Take a 70kg male trained as a general bodybuilder as an example, the amount of protein that needs to be added daily is about 120g.

  Tip 7: Reasonably arrange your diet Now look at how to arrange a day’s diet if you need 120 grams of protein daily: Breakfast: 1 egg (6 grams of protein), 1 bag of milk (15 grams of protein), whole wheat bread4 slices (10 grams of protein), 1 kiwi, 31 grams of protein; lunch: 50 grams of chicken breast (10 grams of protein), 2 noodles (6 grams of protein), 1 plate of fried vegetables (containing protein)3 grams), 100 grams of north tofu (7 grams of protein), 50 grams of pork liver (10 grams of protein), a total of 36 grams of protein; dinner: grass carp 100 grams (including 18 grams of protein), 100 grams of beef (including protein) 20 grams), 100 grams of rice (containing 3 grams of protein), 1 plate of vegetables (containing 3 grams of protein), a total of 44 grams of protein; evening: 1 cup of yogurt (10 grams of protein), a total of 10 grams of protein, totalContains 121 grams of protein.

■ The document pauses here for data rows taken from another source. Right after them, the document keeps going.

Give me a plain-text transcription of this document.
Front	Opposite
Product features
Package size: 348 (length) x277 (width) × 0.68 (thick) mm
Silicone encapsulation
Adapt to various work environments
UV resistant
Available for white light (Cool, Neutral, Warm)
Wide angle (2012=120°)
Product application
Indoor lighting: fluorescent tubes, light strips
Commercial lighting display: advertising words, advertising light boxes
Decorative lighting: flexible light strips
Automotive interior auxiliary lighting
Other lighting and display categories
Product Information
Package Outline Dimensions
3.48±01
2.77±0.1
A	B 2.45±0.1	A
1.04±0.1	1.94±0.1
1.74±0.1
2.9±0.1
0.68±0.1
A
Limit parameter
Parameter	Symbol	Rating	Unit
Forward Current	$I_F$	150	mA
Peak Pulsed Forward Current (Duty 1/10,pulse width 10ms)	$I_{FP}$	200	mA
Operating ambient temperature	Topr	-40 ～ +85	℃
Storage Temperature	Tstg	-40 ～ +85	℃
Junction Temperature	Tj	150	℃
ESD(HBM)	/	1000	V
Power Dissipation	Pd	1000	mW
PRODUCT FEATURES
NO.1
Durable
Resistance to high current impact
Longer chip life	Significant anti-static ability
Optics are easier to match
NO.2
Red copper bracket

  Special reminder: Pay attention to the following issues when arranging diet.


Food is cooked for too long and the temperature is too high, especially the methods of frying, roasting, frying, etc. can easily damage the protein.


Try to keep the amount of protein in each meal at 30?
50 grams, because the human body can only absorb about 30 grams of protein at a time, too much is waste.


For people who want to lose weight or eat a limited amount of food, protein powder is a better choice.

Protein is not the more the better, the more protein is not the better, because too much protein needs to be excreted, which will increase the cholesterol burden.

The kidney, an organ with great charm and potential in the male body, is the only way to excrete proteins in the human body. Excessive protein intake overloads the veins, causing metabolites to be blocked, kidney function is impaired, and physiological functions of hypertension are accelerated.deterioration.

But today, there are still few people whose daily protein intake exceeds the demand. As long as we comply with the standards we provide, men can feel satisfied and touch their waists, and eat and drink with confidence.

  Eat the protein in the correct order, and eat IQ. Professor Harvard University Sain observes that the subjects eat breakfast in different orders and finds that: first eat protein foods such as eggs and meat, then eat a small number of subjects such as rice noodles, and gradually reduce the sustained stability.And from morning to afternoon, he has a sharp mind and burns all day.

But subjects who ate starch before protein food were sleepy and wanted to sleep.

This is because eating blood plasma first causes blood pressure to rise, and the body secretes insulin in order to lower blood sugar; it also makes tryptophan in the blood reach the brain earlier than tyrosine, making it easier to relax, want to sleep, and slower thinking.